What to Look for in an Estate Planning Attorney
You probably realize that you need estate planning of some kind, whether it’s a simple document naming someone with authority to handle your finances in the event of your incapacity or a complex estate plan. These decisions will involve the people and property that you care most about, and you should not make them without legal advice from a trusted source. While you understand that, choosing an estate planning attorney can be overwhelming.
A fast Google search for “estate planning attorney” will reveal hundreds of attorneys who advertise as having estate planning expertise and experience. Most will take the time to have at least a brief conversation with you before you proceed with planning.
- How long have you been practicing estate planning? There is no substitute for actual time spent in practice. An experienced estate planning attorney should have at least five years of experience, after law school, or should be working closely with an experienced mentor.
- What percentage of your time do you spend on estate planning or administration? Some attorneys who purport to practice estate planning only spend a small fraction of their time in that field.

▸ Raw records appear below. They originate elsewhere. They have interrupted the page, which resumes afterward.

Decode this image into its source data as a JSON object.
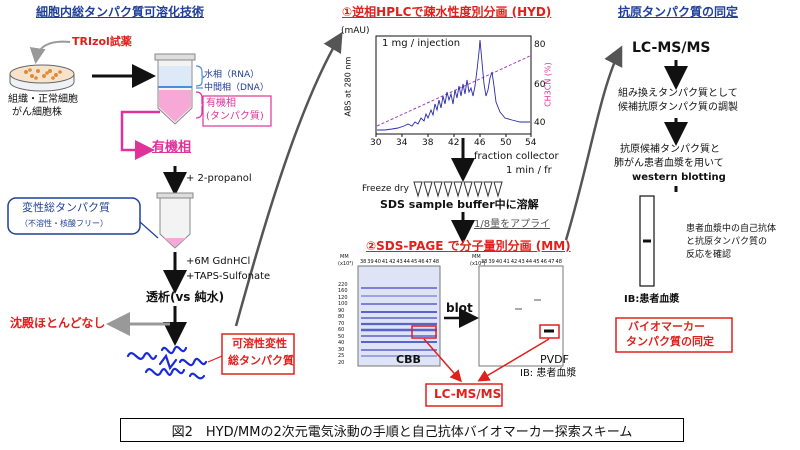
{
  "left": {
    "title": "細胞内総タンパク質可溶化技術",
    "trizol": "TRIzol試薬",
    "dish_label_1": "組織・正常細胞",
    "dish_label_2": "がん細胞株",
    "water_phase": "水相（RNA）",
    "mid_phase": "中間相（DNA）",
    "org_phase_1": "有機相",
    "org_phase_2": "(タンパク質)",
    "organic_phase": "有機相",
    "propanol": "+ 2-propanol",
    "denatured_1": "変性総タンパク質",
    "denatured_2": "（不溶性・核酸フリー）",
    "gdn": "+6M GdnHCl",
    "taps": "+TAPS-Sulfonate",
    "dialysis": "透析(vs 純水)",
    "no_precip": "沈殿ほとんどなし",
    "soluble_1": "可溶性変性",
    "soluble_2": "総タンパク質"
  },
  "middle": {
    "title": "①逆相HPLCで疎水性度別分画 (HYD)",
    "mau": "(mAU)",
    "injection": "1 mg / injection",
    "ylabel": "ABS at 280 nm",
    "y2label": "CH3CN (%)",
    "y2ticks": [
      "80",
      "60",
      "40"
    ],
    "xticks": [
      "30",
      "34",
      "38",
      "42",
      "46",
      "50",
      "54"
    ],
    "collector_1": "fraction collector",
    "collector_2": "1 min / fr",
    "freeze": "Freeze dry",
    "sds_buffer": "SDS sample buffer中に溶解",
    "apply": "1/8量をアプライ",
    "sds_title": "②SDS-PAGE で分子量別分画 (MM)",
    "blot": "blot",
    "cbb": "CBB",
    "pvdf": "PVDF",
    "ib_note": "IB: 患者血漿",
    "lcms": "LC-MS/MS",
    "mm": "MM",
    "kda": "(x10³)",
    "lanes": [
      "38",
      "39",
      "40",
      "41",
      "42",
      "43",
      "44",
      "45",
      "46",
      "47",
      "48"
    ],
    "mw": [
      "220",
      "160",
      "120",
      "100",
      "90",
      "80",
      "70",
      "60",
      "50",
      "40",
      "30",
      "25",
      "20"
    ]
  },
  "right": {
    "title": "抗原タンパク質の同定",
    "lcms": "LC-MS/MS",
    "recomb_1": "組み換えタンパク質として",
    "recomb_2": "候補抗原タンパク質の調製",
    "cand_1": "抗原候補タンパク質と",
    "cand_2": "肺がん患者血漿を用いて",
    "cand_3": "western blotting",
    "note_1": "患者血漿中の自己抗体",
    "note_2": "と抗原タンパク質の",
    "note_3": "反応を確認",
    "ib": "IB:患者血漿",
    "biomarker_1": "バイオマーカー",
    "biomarker_2": "タンパク質の同定"
  },
  "caption": "図2　HYD/MMの2次元電気泳動の手順と自己抗体バイオマーカー探索スキーム",
  "colors": {
    "blue": "#1f3f9a",
    "red": "#e0201b",
    "magenta": "#e0339a",
    "trace": "#2a2aa8"
  }
}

- Do you fund and administer the estate plans you create? Many estate plans could involve ongoing work, new tax filings, retitling your property, or sending regular notifications to your heirs. You should not work with an attorney who will accept a fee to create documents but who does not assist you with the work required to make them function properly.
- How do you stay apprised of changes in the law? Estate planning involves a combination of several types of state, federal, and local laws. Here are a few laws that come into play for a typical estate plan: federal estate tax, state estate tax, local property tax, the state probate code, and current governing case law relating to trusts, estates, and fiduciaries. Your attorney should be informed and understand any changes as they occur, and she or he should be able to contact you if any changes directly affect your planning.

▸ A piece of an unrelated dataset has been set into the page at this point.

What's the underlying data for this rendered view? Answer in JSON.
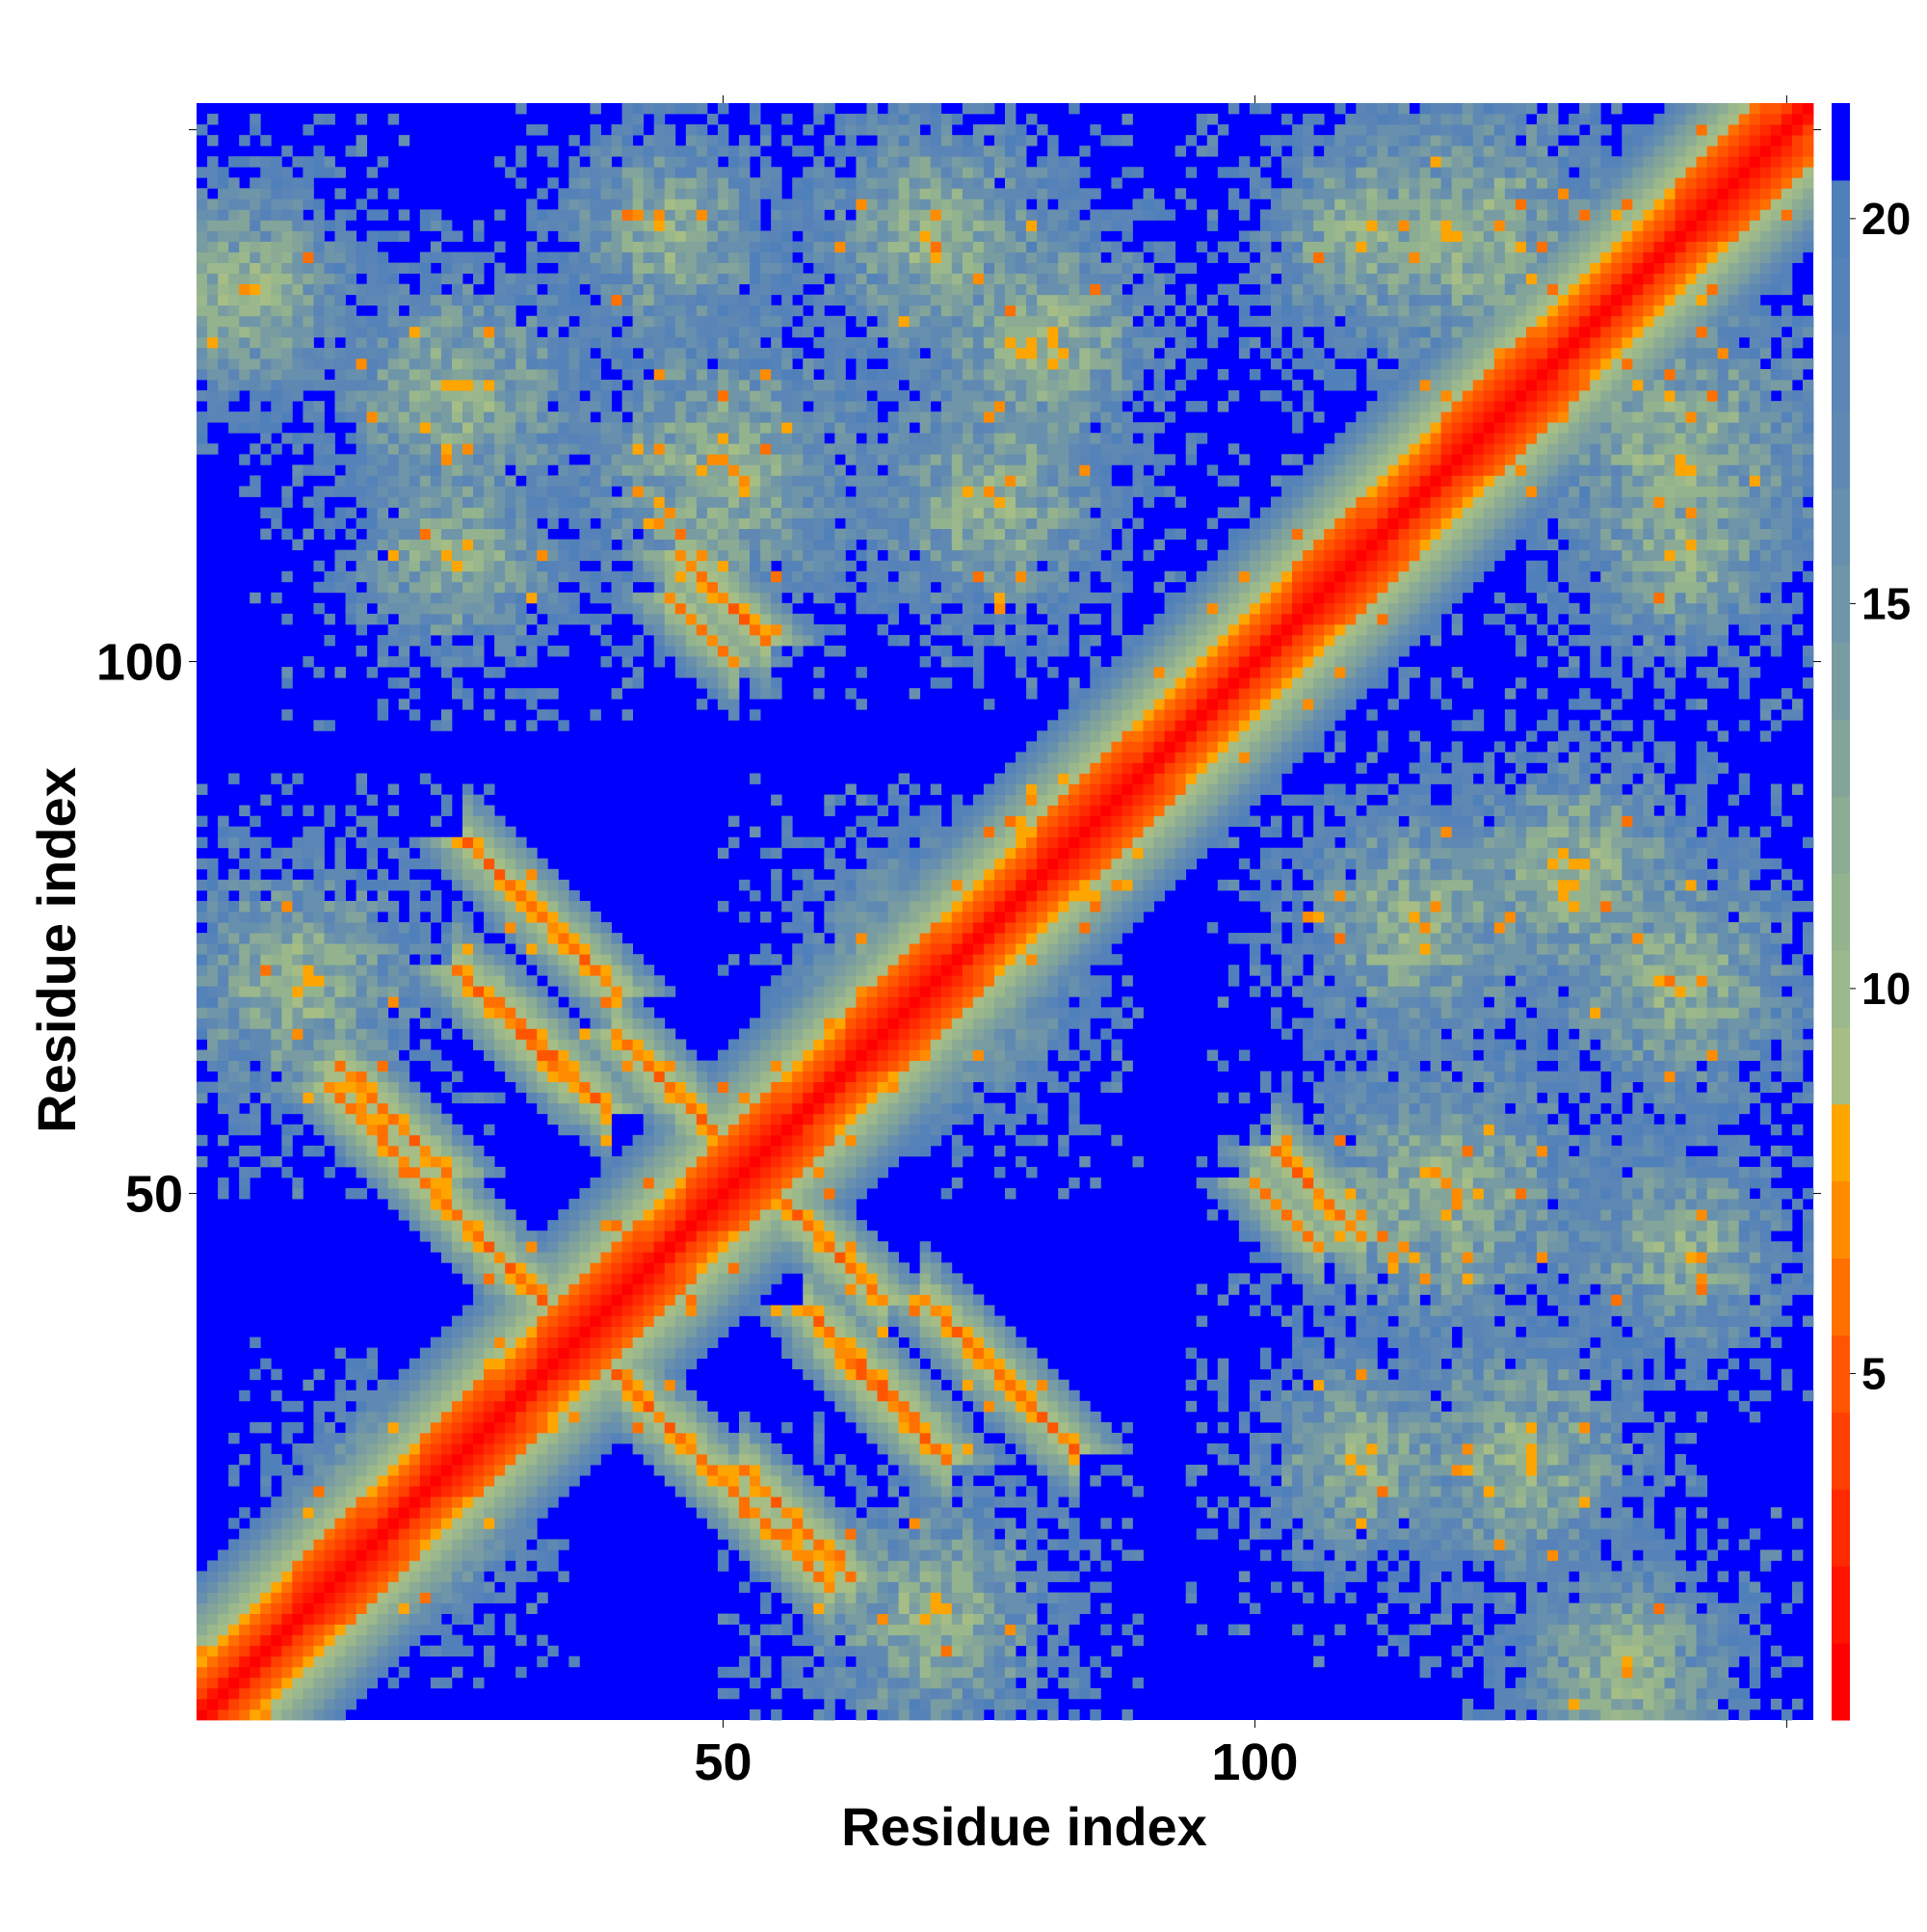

- Are you available to answer questions about my planning once it is complete? You may not have the opportunity to fully absorb your estate planning documents before you sign them. No one expects you, a non-attorney, to understand the details of complex legal documents; however, if you have specific questions or concerns, you should be able to contact your attorney to get the answers you need.
Perhaps the most important question to ask yourself is whether you feel comfortable and confident that your attorney understands your estate planning goals and will be able to create a plan for you to achieve them. There is no substitute for the peace of mind that comes with knowing that your estate planning is done properly.